The other option is to facilitate the best students to study in nearby
secondary schools by offering them scholarships which can support
expenditures on fees, books, living expenses, etc. A scholarship of
just Rs.300 per month suffices. Scholarships can be allocated to
states based on the population. So UP will have more scholarships than
Goa. Students enrolled in Class IX in any school, public or private,
should be chosen by the state government on the basis of merit,
through a standardised scholarship examination administered at Class
VIII. The money should be given directly to the student or the mother
through a money order or a transfer to a bank account. It should be
given to them for a period of 4 years - Class IX to Class XII,
requiring that the child is promoted to the next class.
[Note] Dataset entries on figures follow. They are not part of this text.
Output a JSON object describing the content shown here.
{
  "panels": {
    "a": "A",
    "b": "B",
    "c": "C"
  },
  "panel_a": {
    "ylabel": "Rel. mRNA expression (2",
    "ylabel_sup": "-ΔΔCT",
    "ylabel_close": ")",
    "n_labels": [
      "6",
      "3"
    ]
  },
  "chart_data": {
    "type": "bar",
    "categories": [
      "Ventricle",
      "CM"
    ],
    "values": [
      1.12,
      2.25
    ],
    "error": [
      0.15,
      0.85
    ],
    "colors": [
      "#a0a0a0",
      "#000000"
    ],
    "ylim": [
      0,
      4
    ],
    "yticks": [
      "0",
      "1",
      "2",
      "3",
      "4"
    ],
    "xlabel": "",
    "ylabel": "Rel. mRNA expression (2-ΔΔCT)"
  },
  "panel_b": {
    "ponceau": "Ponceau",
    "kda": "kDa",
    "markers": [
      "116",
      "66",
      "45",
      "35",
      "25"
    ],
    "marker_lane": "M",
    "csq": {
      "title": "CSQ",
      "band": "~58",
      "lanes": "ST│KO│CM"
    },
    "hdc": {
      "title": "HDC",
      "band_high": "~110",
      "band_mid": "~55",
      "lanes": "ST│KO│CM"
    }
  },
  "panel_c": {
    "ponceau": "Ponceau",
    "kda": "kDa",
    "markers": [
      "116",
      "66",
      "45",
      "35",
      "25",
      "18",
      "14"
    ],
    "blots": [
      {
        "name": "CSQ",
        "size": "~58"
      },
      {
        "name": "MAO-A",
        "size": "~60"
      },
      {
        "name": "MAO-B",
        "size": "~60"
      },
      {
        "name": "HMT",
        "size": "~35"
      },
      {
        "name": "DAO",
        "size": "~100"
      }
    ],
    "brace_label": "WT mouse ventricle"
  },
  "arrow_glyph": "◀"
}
The arithmetic works out so that Rs.2000 crore pays for 5.5 million
scholarships. This number is big enough to generate a supply response
from schools in the private sector. More sections will be added to
higher classes. More private middle schools will add higher classes to
secondary schools. More secondary schools will be opened. The quality
of the schools will improve as better students will be able to afford
education. If the allocation is raised to 50 percent of the cess
starting 2007-08 for the duration of the 11 Plan, then by the end of
the Eleventh Plan period there should be considerably widened capacity
for secondary schooling in India.

At present, the central and state governments together spend
approximately Rs 3000 per student through the public education
system. The scholarship is nearly the same amount, but instead of
getting lost in the bottomless pit of the government system where
there is no evaluation or accountability, it puts the money directly
into the hands of the parent who can choose which school the child
will attend.

But won't the already privileged students, who any way do better at
school, get all the scholarships? First, let us remember, the poor
students are much more motivated to get the scholarships, and would
thus try harder for the examination. The scholarship gives them a
chance to go to upper grades, something which they cannot otherwise
do. Second, even among the children who are not poor, a merit based
scholarship comes with prestige and will incentivise them to work
harder.

When every village child (and parent) knows that such a scholarship is
available for more education provided there is merit, the performance
in elementary school will also improve. Allocating money to secondary
schooling in this manner can, therefore, not only provide secondary
education, it can push elementary education beyond merely enrolment
and towards better outcomes. Encouraging bright and hard working
students to go for higher education will have mutlitple benefits. As a
country and a growing economy with a fast expanding service sector,
India needs a large well educated labour force. The money will be well
spent even from a purely commercial point of view as it will increase
human capital and give higher GDP growth.